Le premier ministre actuel, Romano Prodi, a remis sa démission jeudi après le désaveu sans surprise du Sénat, ouvrant la porte à des élections hâtives.

M. Berlusconi est en avance dans les sondages et il trépigne d'impatience de déloger la coalition de centre-gauche de Prodi.

Le milliardaire Berlusconi (sa fortune est évaluée à 10 milliards US), qui a été au pouvoir de 2001 à 2006, a pourtant essuyé deux récessions durant son règne et ce, en pleine période de croissance dans le reste de l'Europe.

Mais il faut reconnaître que les choses vont de mal en pis.

On apprenait jeudi que la confiance des Italiens a chuté en janvier à son plus bas niveau depuis août 2005.

De plus, la Banque d'Italie a récemment révisé à la baisse ses prévisions, qui passent d'une croissance de 1,7% à un très faible taux de 1%.

Les ventes de détail - responsables des deux tiers de l'économie italienne - ont aussi baissé en décembre pour un dixième mois d'affilée.

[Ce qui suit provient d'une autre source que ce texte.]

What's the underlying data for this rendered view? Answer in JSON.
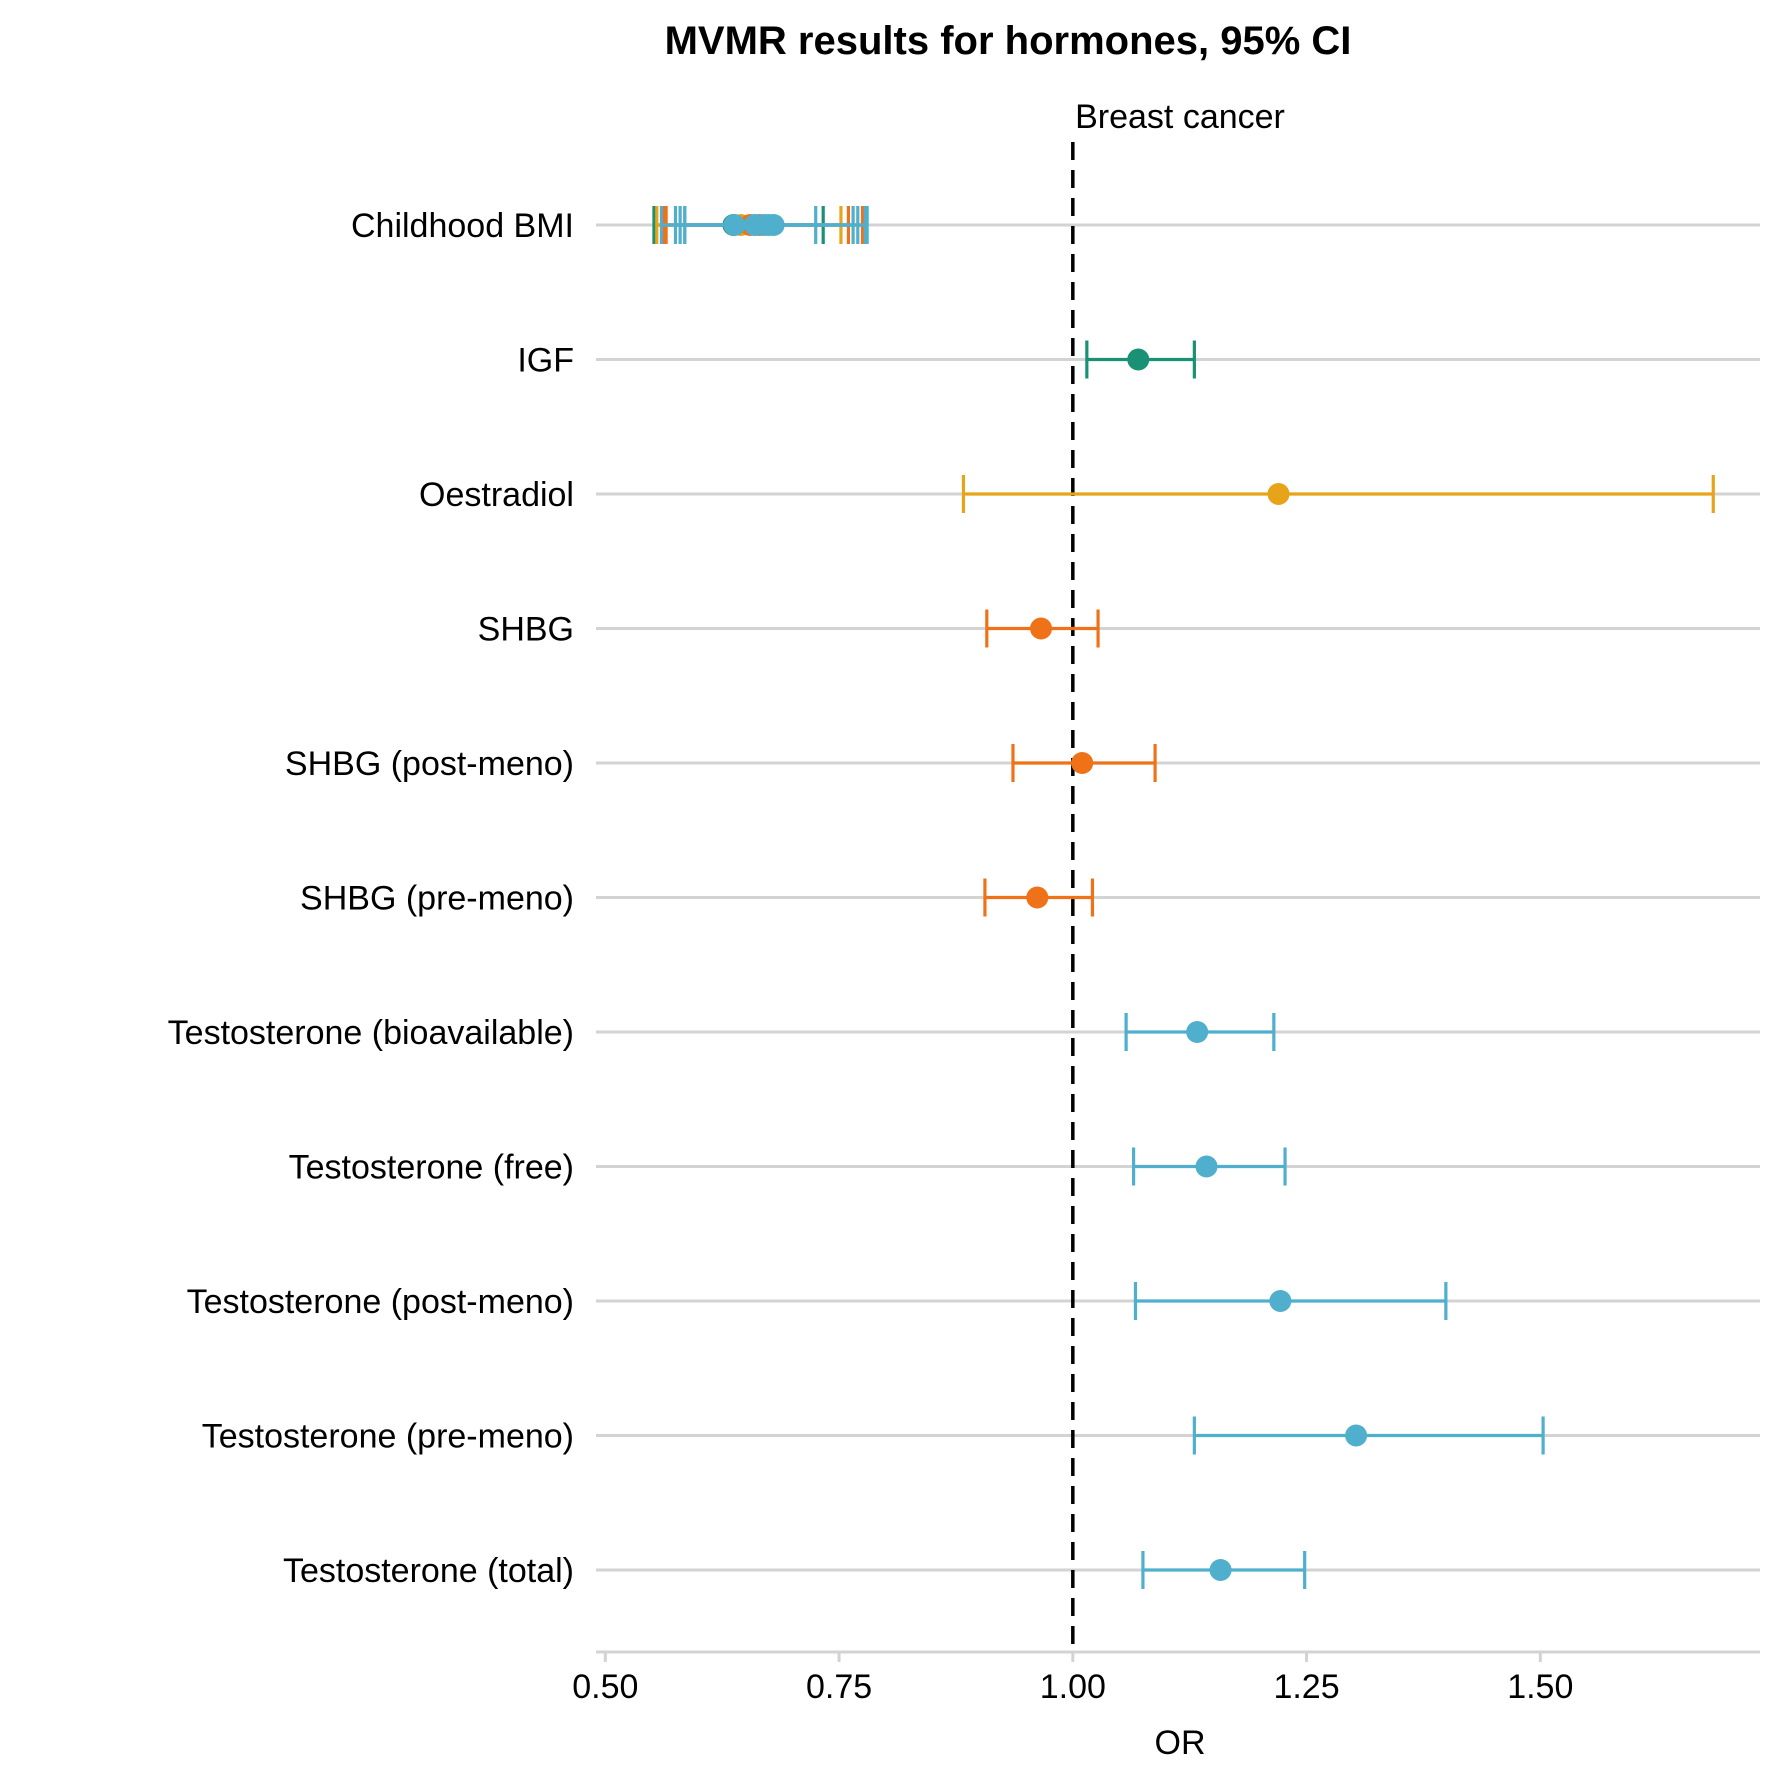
{
  "chart_data": {
    "type": "forest",
    "title": "MVMR results for hormones, 95% CI",
    "facet_label": "Breast cancer",
    "xlabel": "OR",
    "ylabel": "",
    "xlim": [
      0.49,
      1.735
    ],
    "reference_line": 1.0,
    "x_ticks": [
      0.5,
      0.75,
      1.0,
      1.25,
      1.5
    ],
    "x_tick_labels": [
      "0.50",
      "0.75",
      "1.00",
      "1.25",
      "1.50"
    ],
    "grid": "horizontal rows only",
    "legend": "none",
    "colors": {
      "teal": "#1a9175",
      "gold": "#e8a419",
      "orange": "#ef7219",
      "blue": "#4fafcd"
    },
    "rows": [
      {
        "label": "Childhood BMI",
        "estimates": [
          {
            "or": 0.637,
            "lo": 0.552,
            "hi": 0.733,
            "color": "#1a9175"
          },
          {
            "or": 0.645,
            "lo": 0.555,
            "hi": 0.752,
            "color": "#e8a419"
          },
          {
            "or": 0.655,
            "lo": 0.562,
            "hi": 0.76,
            "color": "#ef7219"
          },
          {
            "or": 0.665,
            "lo": 0.565,
            "hi": 0.775,
            "color": "#ef7219"
          },
          {
            "or": 0.67,
            "lo": 0.58,
            "hi": 0.77,
            "color": "#4fafcd"
          },
          {
            "or": 0.66,
            "lo": 0.575,
            "hi": 0.765,
            "color": "#4fafcd"
          },
          {
            "or": 0.675,
            "lo": 0.585,
            "hi": 0.78,
            "color": "#4fafcd"
          },
          {
            "or": 0.68,
            "lo": 0.585,
            "hi": 0.778,
            "color": "#4fafcd"
          },
          {
            "or": 0.638,
            "lo": 0.56,
            "hi": 0.725,
            "color": "#4fafcd"
          }
        ]
      },
      {
        "label": "IGF",
        "estimates": [
          {
            "or": 1.07,
            "lo": 1.015,
            "hi": 1.13,
            "color": "#1a9175"
          }
        ]
      },
      {
        "label": "Oestradiol",
        "estimates": [
          {
            "or": 1.22,
            "lo": 0.883,
            "hi": 1.685,
            "color": "#e8a419"
          }
        ]
      },
      {
        "label": "SHBG",
        "estimates": [
          {
            "or": 0.966,
            "lo": 0.908,
            "hi": 1.027,
            "color": "#ef7219"
          }
        ]
      },
      {
        "label": "SHBG (post-meno)",
        "estimates": [
          {
            "or": 1.01,
            "lo": 0.936,
            "hi": 1.088,
            "color": "#ef7219"
          }
        ]
      },
      {
        "label": "SHBG (pre-meno)",
        "estimates": [
          {
            "or": 0.962,
            "lo": 0.906,
            "hi": 1.021,
            "color": "#ef7219"
          }
        ]
      },
      {
        "label": "Testosterone (bioavailable)",
        "estimates": [
          {
            "or": 1.133,
            "lo": 1.057,
            "hi": 1.215,
            "color": "#4fafcd"
          }
        ]
      },
      {
        "label": "Testosterone (free)",
        "estimates": [
          {
            "or": 1.143,
            "lo": 1.065,
            "hi": 1.227,
            "color": "#4fafcd"
          }
        ]
      },
      {
        "label": "Testosterone (post-meno)",
        "estimates": [
          {
            "or": 1.222,
            "lo": 1.067,
            "hi": 1.399,
            "color": "#4fafcd"
          }
        ]
      },
      {
        "label": "Testosterone (pre-meno)",
        "estimates": [
          {
            "or": 1.303,
            "lo": 1.13,
            "hi": 1.503,
            "color": "#4fafcd"
          }
        ]
      },
      {
        "label": "Testosterone (total)",
        "estimates": [
          {
            "or": 1.158,
            "lo": 1.075,
            "hi": 1.248,
            "color": "#4fafcd"
          }
        ]
      }
    ]
  }
}
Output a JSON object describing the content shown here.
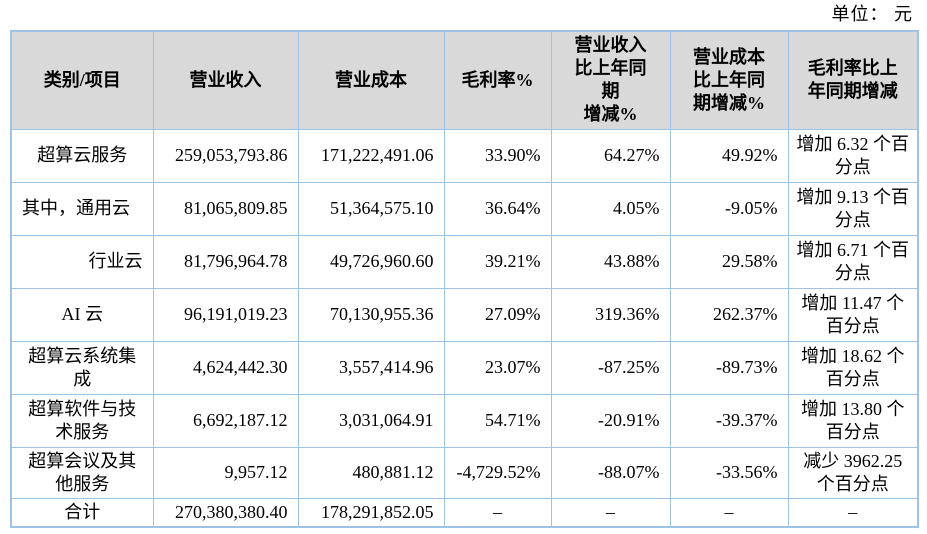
{
  "unit_label": "单位： 元",
  "colors": {
    "border": "#9DC3E6",
    "header_bg": "#D9D9D9",
    "text": "#000000"
  },
  "table": {
    "headers": [
      "类别/项目",
      "营业收入",
      "营业成本",
      "毛利率%",
      "营业收入\n比上年同\n期\n增减%",
      "营业成本\n比上年同\n期增减%",
      "毛利率比上\n年同期增减"
    ],
    "rows": [
      {
        "category": "超算云服务",
        "revenue": "259,053,793.86",
        "cost": "171,222,491.06",
        "margin": "33.90%",
        "rev_change": "64.27%",
        "cost_change": "49.92%",
        "margin_change": "增加 6.32 个百分点"
      },
      {
        "category": "其中，通用云",
        "revenue": "81,065,809.85",
        "cost": "51,364,575.10",
        "margin": "36.64%",
        "rev_change": "4.05%",
        "cost_change": "-9.05%",
        "margin_change": "增加 9.13 个百分点"
      },
      {
        "category": "行业云",
        "revenue": "81,796,964.78",
        "cost": "49,726,960.60",
        "margin": "39.21%",
        "rev_change": "43.88%",
        "cost_change": "29.58%",
        "margin_change": "增加 6.71 个百分点"
      },
      {
        "category": "AI 云",
        "revenue": "96,191,019.23",
        "cost": "70,130,955.36",
        "margin": "27.09%",
        "rev_change": "319.36%",
        "cost_change": "262.37%",
        "margin_change": "增加 11.47 个百分点"
      },
      {
        "category": "超算云系统集成",
        "revenue": "4,624,442.30",
        "cost": "3,557,414.96",
        "margin": "23.07%",
        "rev_change": "-87.25%",
        "cost_change": "-89.73%",
        "margin_change": "增加 18.62 个百分点"
      },
      {
        "category": "超算软件与技术服务",
        "revenue": "6,692,187.12",
        "cost": "3,031,064.91",
        "margin": "54.71%",
        "rev_change": "-20.91%",
        "cost_change": "-39.37%",
        "margin_change": "增加 13.80 个百分点"
      },
      {
        "category": "超算会议及其他服务",
        "revenue": "9,957.12",
        "cost": "480,881.12",
        "margin": "-4,729.52%",
        "rev_change": "-88.07%",
        "cost_change": "-33.56%",
        "margin_change": "减少 3962.25 个百分点"
      },
      {
        "category": "合计",
        "revenue": "270,380,380.40",
        "cost": "178,291,852.05",
        "margin": "–",
        "rev_change": "–",
        "cost_change": "–",
        "margin_change": "–"
      }
    ]
  }
}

Mais la donnée la plus alarmante est celle-ci: selon la CNUCED, une instance économique de l'Organisation des Nations unies, les investissements étrangers en Italie - la sixième économie au monde - ont chuté de 28% en 2007.

Cela se compare à une hausse de 15% pour l'Union européenne et un bond de plus de 50% en France.

Le message est clair: le monde économique a perdu confiance en l'Italie.

La récente crise des ordures à Naples, médiatisée aux quatre coins de la planète, a été la goutte d'eau qui a fait déborder le vase. La population veut un coup de barre, à tout prix. Comme la Fed, l'Italie s'apprête donc à jouer son va-tout.